Recently, the Taiwanese stock market faced a crash, with multiple stocks hitting the limit down, and the Taiwan Index dropped more than 2000 points in a single day on the 7th. At this time, the bestselling author of "Continuous Buying," who is also a professor at National Chengchi University's Department of Finance, Chou Kuan-nan, expressed on Facebook that he chose to buy in. However, day trader Dr. Mark Yang, known as the Gaming Doctor, and financial researcher Yu Che-an have different opinions on this, sparking a debate in the community. Does understanding academia equate to understanding investment?
The professor from National Chengchi University Business School continues to buy into the market index.
Professor Zhou Guannan stated on the morning of the 7th: "I bought it, if not at a discount, then when else?" and attached a screenshot of his purchase of 0050, at a time when the Taiwan index plummeted by 2000 points. Professor Zhou Guannan is known for his philosophy of continuous buying, emphasizing a long-term holding strategy. This is because purchasing a large-cap index naturally filters out the weak and retains the strong, benefiting from economic growth in the long run. Professor Zhou Guannan stated that this is the most suitable investment method for retail investors and the laziest way to invest.
Trader: The limit down represents that the actual price is lower than the current price.

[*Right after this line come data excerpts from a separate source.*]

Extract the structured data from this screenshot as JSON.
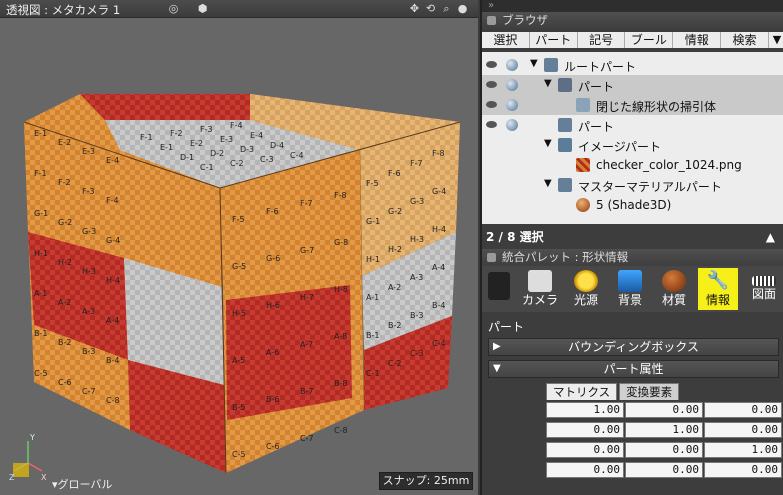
{
  "viewport": {
    "title": "透視図 : メタカメラ 1",
    "global_label": "グローバル",
    "snap_label": "スナップ: 25mm",
    "gizmo_labels": [
      "X",
      "Y",
      "Z"
    ]
  },
  "cube": {
    "top_labels": [
      "F-1",
      "F-2",
      "F-3",
      "F-4",
      "E-1",
      "E-2",
      "E-3",
      "E-4",
      "D-1",
      "D-2",
      "D-3",
      "D-4",
      "C-1",
      "C-2",
      "C-3",
      "C-4"
    ],
    "front_labels": [
      "F-5",
      "F-6",
      "F-7",
      "F-8",
      "G-5",
      "G-6",
      "G-7",
      "G-8",
      "H-5",
      "H-6",
      "H-7",
      "H-8",
      "A-5",
      "A-6",
      "A-7",
      "A-8",
      "B-5",
      "B-6",
      "B-7",
      "B-8",
      "C-5",
      "C-6",
      "C-7",
      "C-8"
    ],
    "right_labels": [
      "F-5",
      "F-6",
      "F-7",
      "F-8",
      "G-1",
      "G-2",
      "G-3",
      "G-4",
      "H-1",
      "H-2",
      "H-3",
      "H-4",
      "A-1",
      "A-2",
      "A-3",
      "A-4",
      "B-1",
      "B-2",
      "B-3",
      "B-4",
      "C-1",
      "C-2",
      "C-3",
      "C-4"
    ],
    "left_labels": [
      "E-1",
      "E-2",
      "E-3",
      "E-4",
      "F-1",
      "F-2",
      "F-3",
      "F-4",
      "G-1",
      "G-2",
      "G-3",
      "G-4",
      "H-1",
      "H-2",
      "H-3",
      "H-4",
      "A-1",
      "A-2",
      "A-3",
      "A-4",
      "B-1",
      "B-2",
      "B-3",
      "B-4",
      "C-5",
      "C-6",
      "C-7",
      "C-8"
    ],
    "colors": {
      "orange": "#d3822e",
      "red": "#b32a23",
      "gray": "#b8b8b8",
      "tan": "#d7a25e"
    }
  },
  "browser": {
    "header": "ブラウザ",
    "tabs": [
      "選択",
      "パート",
      "記号",
      "ブール",
      "情報",
      "検索",
      "▼"
    ],
    "tree": [
      {
        "label": "ルートパート",
        "icon": "part-icon"
      },
      {
        "label": "パート",
        "icon": "part-icon"
      },
      {
        "label": "閉じた線形状の掃引体",
        "icon": "sweep-icon"
      },
      {
        "label": "パート",
        "icon": "part-icon"
      },
      {
        "label": "イメージパート",
        "icon": "image-part-icon"
      },
      {
        "label": "checker_color_1024.png",
        "icon": "image-icon"
      },
      {
        "label": "マスターマテリアルパート",
        "icon": "material-part-icon"
      },
      {
        "label": "5 (Shade3D)",
        "icon": "material-icon"
      }
    ],
    "selection_count": "2 / 8 選択",
    "scroll_up": "▲"
  },
  "palette": {
    "header": "統合パレット : 形状情報",
    "tools": [
      "カメラ",
      "光源",
      "背景",
      "材質",
      "情報",
      "図面"
    ],
    "active_tool": "情報",
    "part_label": "パート",
    "sections": {
      "bbox": "バウンディングボックス",
      "attrs": "パート属性"
    },
    "matrix_tabs": [
      "マトリクス",
      "変換要素"
    ],
    "matrix": [
      [
        "1.00",
        "0.00",
        "0.00"
      ],
      [
        "0.00",
        "1.00",
        "0.00"
      ],
      [
        "0.00",
        "0.00",
        "1.00"
      ],
      [
        "0.00",
        "0.00",
        "0.00"
      ]
    ],
    "active_color": "#f6ef18"
  }
}
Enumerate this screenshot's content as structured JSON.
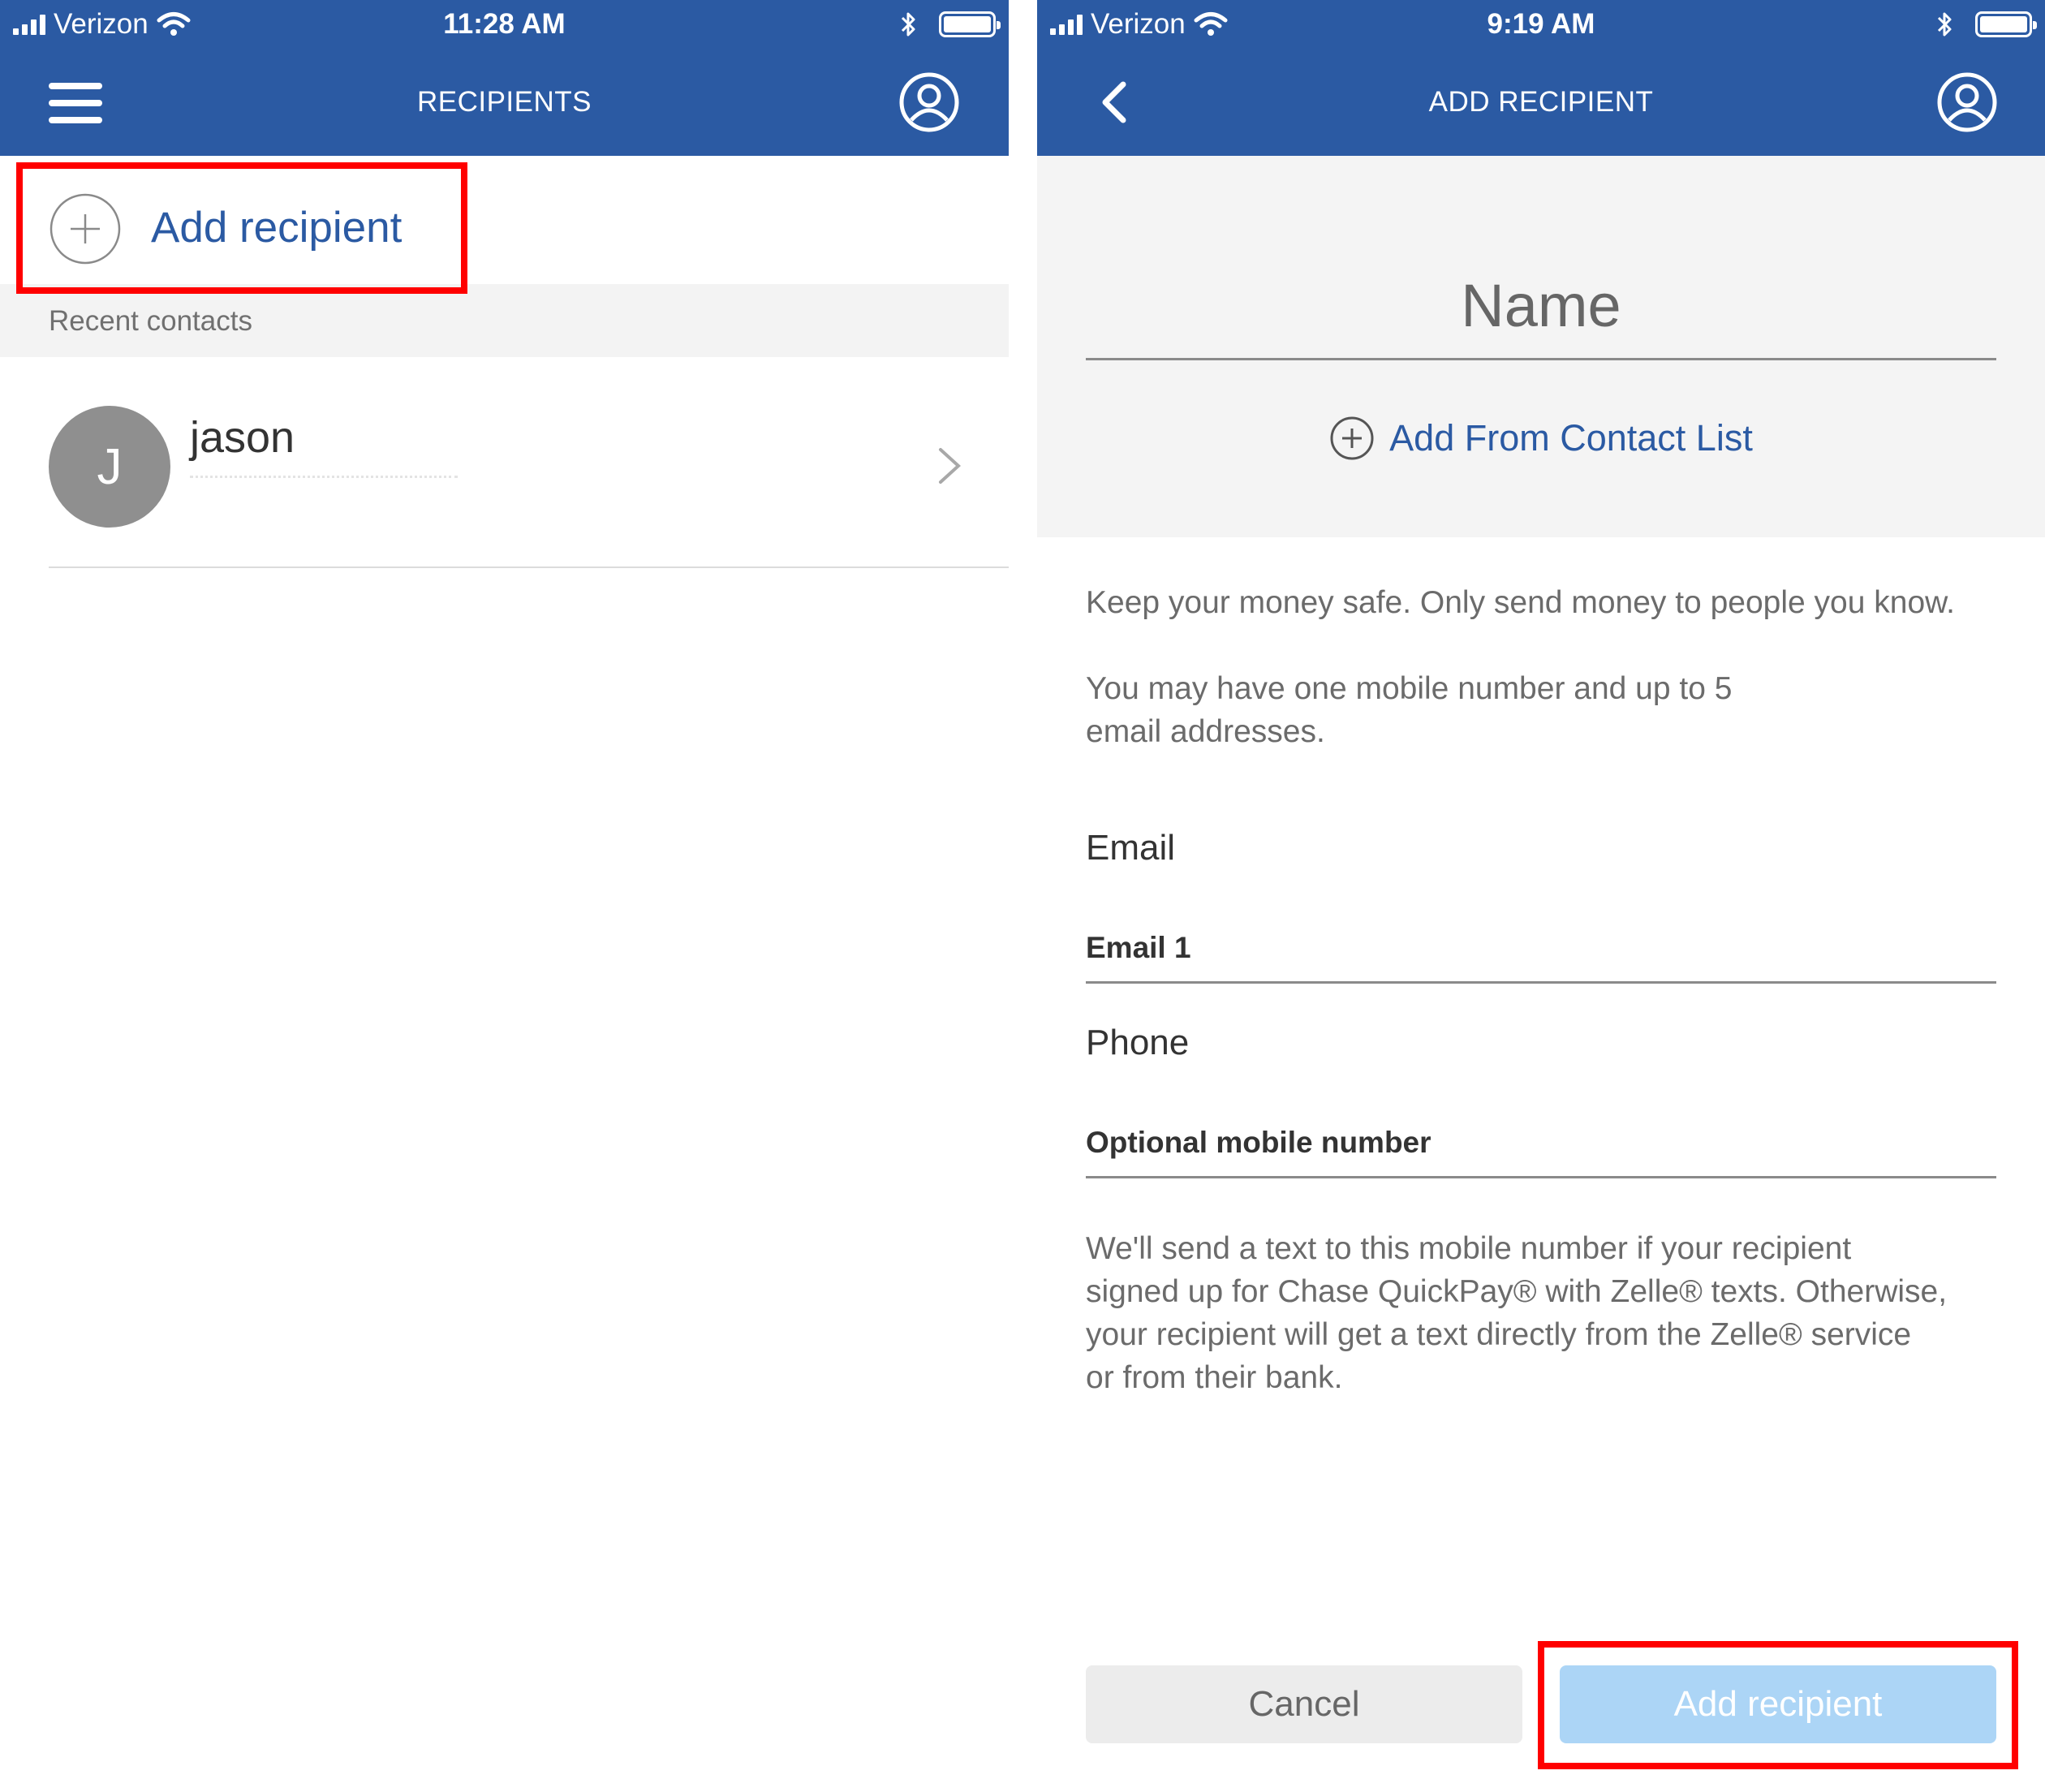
{
  "colors": {
    "header_bg": "#2b5aa3",
    "link_blue": "#2b5aa3",
    "highlight_red": "#ff0000",
    "disabled_button": "#acd5f6"
  },
  "left": {
    "status": {
      "carrier": "Verizon",
      "time": "11:28 AM"
    },
    "header": {
      "title": "RECIPIENTS",
      "menu_icon": "hamburger-menu-icon",
      "profile_icon": "profile-icon"
    },
    "add_recipient_label": "Add recipient",
    "recent_label": "Recent contacts",
    "contacts": [
      {
        "initial": "J",
        "name": "jason"
      }
    ]
  },
  "right": {
    "status": {
      "carrier": "Verizon",
      "time": "9:19 AM"
    },
    "header": {
      "title": "ADD RECIPIENT",
      "back_icon": "chevron-left-icon",
      "profile_icon": "profile-icon"
    },
    "name_placeholder": "Name",
    "add_from_contacts": "Add From Contact List",
    "safety_text": "Keep your money safe. Only send money to people you know.",
    "limit_text_line1": "You may have one mobile number and up to 5",
    "limit_text_line2": "email addresses.",
    "email_label": "Email",
    "email_placeholder": "Email 1",
    "phone_label": "Phone",
    "phone_placeholder": "Optional mobile number",
    "text_notice_lines": [
      "We'll send a text to this mobile number if your recipient",
      "signed up for Chase QuickPay® with Zelle® texts. Otherwise,",
      "your recipient will get a text directly from the Zelle® service",
      "or from their bank."
    ],
    "cancel_label": "Cancel",
    "add_button_label": "Add recipient"
  }
}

However, day traders and e-sports doctor Dr. Mark Yang stated that those buying long positions in the index today are foolish, and bluntly said that one should not take long positions when the price falls to the limit. He mentioned that although Zhou Guannan is a professor and a bestselling author, it is evident that he does not understand the basic rules of the stock market. This is because the limit down price is much lower than the current price. He further pointed out that Zhou Guannan's philosophy is 'buy at any time,' yet he precisely chose a buying price that is higher than the actual price.
Does understanding academia mean understanding investment?
Financial researcher Yu Zhe'an reposted Dr. Ma Keyang's post, stating that if you seek advice on playing cards, you must consult someone at the card table rather than someone at the writing desk. This clearly indicates the significant gap between practical investment operations and academic research. Professor Zhou Guannan also commented in the message section, stating that hitting a wall will hurt; why would you still want to hit the wall? This implies that since academia points out that market timing ability does not exist, why challenge academia?
Yu Zhe'an also stated that this is not a timing issue, but rather a difference in the risk-reward ratio between buying at the limit down and buying after it opens. It clearly points out that the limit down indicates that the current market price is greater than or equal to the market value. Buying at the limit down, the buyer is likely to pay an implicit premium.
Similar topics have also sparked discussions on Threads, where DA trader alliance member Dog Brother b26ny questioned: If economists really understand economics so well, why haven't we seen them on the rich list?
This article "continues to buy" Zhou Guannan, a professor in the Department of Finance and Management of NCCU, added 0050 to the killing day of Taiwan stocks, but it sparked a controversy: "If you understand academia, do you know investment?" first appeared in Chain News ABMedia.